The model contains ~40 millions parameters with a 1->64->128->256->512->1024->512->256->128->64->1 architecture, which is similar to a ResNet 101 in terms of number of paramater.

However I find that when I am using this model for training with 448x448 images, it takes almost 7GO of memory on my GPU which seems pretty big. I can only use a batch size of 1.

Do you this this is normal or would it rather comes from an unoptimized code ? I lack knowledge about plausible memory use for such architectures.

ptrblck · August 23, 2022, 9:31pm

It might be expected and you could check the number of trainable parameters, buffers, and the shape of all intermediate activations to verify it.
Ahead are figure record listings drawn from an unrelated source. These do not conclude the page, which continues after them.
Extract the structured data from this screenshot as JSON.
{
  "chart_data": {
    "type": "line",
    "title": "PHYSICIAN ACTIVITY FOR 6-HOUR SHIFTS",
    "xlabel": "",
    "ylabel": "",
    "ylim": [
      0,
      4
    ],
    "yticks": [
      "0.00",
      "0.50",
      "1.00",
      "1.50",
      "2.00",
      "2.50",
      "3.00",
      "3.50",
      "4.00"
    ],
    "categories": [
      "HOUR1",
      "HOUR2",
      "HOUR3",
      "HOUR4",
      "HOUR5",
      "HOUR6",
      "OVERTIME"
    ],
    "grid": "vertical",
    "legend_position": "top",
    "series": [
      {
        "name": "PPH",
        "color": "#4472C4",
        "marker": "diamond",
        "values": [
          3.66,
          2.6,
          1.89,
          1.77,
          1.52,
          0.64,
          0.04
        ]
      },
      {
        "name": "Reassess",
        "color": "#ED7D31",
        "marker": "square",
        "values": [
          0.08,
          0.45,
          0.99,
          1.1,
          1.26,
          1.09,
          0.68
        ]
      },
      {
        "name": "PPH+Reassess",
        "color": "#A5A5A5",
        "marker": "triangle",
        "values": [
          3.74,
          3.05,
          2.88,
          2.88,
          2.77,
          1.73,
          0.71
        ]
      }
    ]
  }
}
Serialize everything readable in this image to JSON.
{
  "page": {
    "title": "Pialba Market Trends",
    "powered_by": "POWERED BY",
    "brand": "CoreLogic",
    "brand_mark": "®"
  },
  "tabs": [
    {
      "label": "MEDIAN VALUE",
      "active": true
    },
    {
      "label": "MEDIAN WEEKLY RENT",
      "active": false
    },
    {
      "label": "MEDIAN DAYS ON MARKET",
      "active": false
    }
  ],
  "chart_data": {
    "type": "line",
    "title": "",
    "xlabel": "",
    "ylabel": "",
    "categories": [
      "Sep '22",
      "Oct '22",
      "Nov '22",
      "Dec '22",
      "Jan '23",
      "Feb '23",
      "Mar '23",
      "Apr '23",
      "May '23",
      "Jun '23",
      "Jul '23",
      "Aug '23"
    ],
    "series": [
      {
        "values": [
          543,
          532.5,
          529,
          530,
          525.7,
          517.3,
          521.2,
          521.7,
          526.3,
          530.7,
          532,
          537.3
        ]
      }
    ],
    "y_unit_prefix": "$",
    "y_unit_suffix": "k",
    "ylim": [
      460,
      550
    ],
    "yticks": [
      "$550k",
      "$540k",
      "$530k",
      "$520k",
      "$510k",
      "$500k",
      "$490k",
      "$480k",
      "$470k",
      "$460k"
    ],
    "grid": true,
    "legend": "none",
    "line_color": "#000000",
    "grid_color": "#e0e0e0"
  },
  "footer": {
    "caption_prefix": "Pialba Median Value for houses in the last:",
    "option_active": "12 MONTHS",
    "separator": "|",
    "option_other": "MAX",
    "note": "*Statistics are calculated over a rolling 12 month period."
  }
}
This post gives you an example how to do so.
Alternatively, you could also add debug print statements into the forward method and check how much memory is used where via print(torch.cuda.memory_summary()).

Lelouch1 · August 24, 2022, 12:29pm

I used your code and it tells me that it should take 2.7GB which is far from 6-7GB. However I have reccurent layers that will loop over the same conv module several times, so I suppose I have to change what you did to have a proper estimation because it’s underestimating the number of activations.

I also used print(torch.cuda.memory_summary()) at the end of a forward pass and it tells my that the current usage is 4.1GB and the peak usage is 8.4GB. The peaks seems to be a bit above what I observe but I suppose this is because I used a DataParallel and therefore the first gpu used a bit more memory.

ptrblck · August 24, 2022, 7:25pm

Did you only calculate the parameters/buffers or also the intermediate activations?

Yes, this sounds reasonable and my simple code snippet might not be able to capture the recurrent usage of modules. In any case, it is also not a perfect calculation, but can be used to estimate which part of the model uses the majority of memory.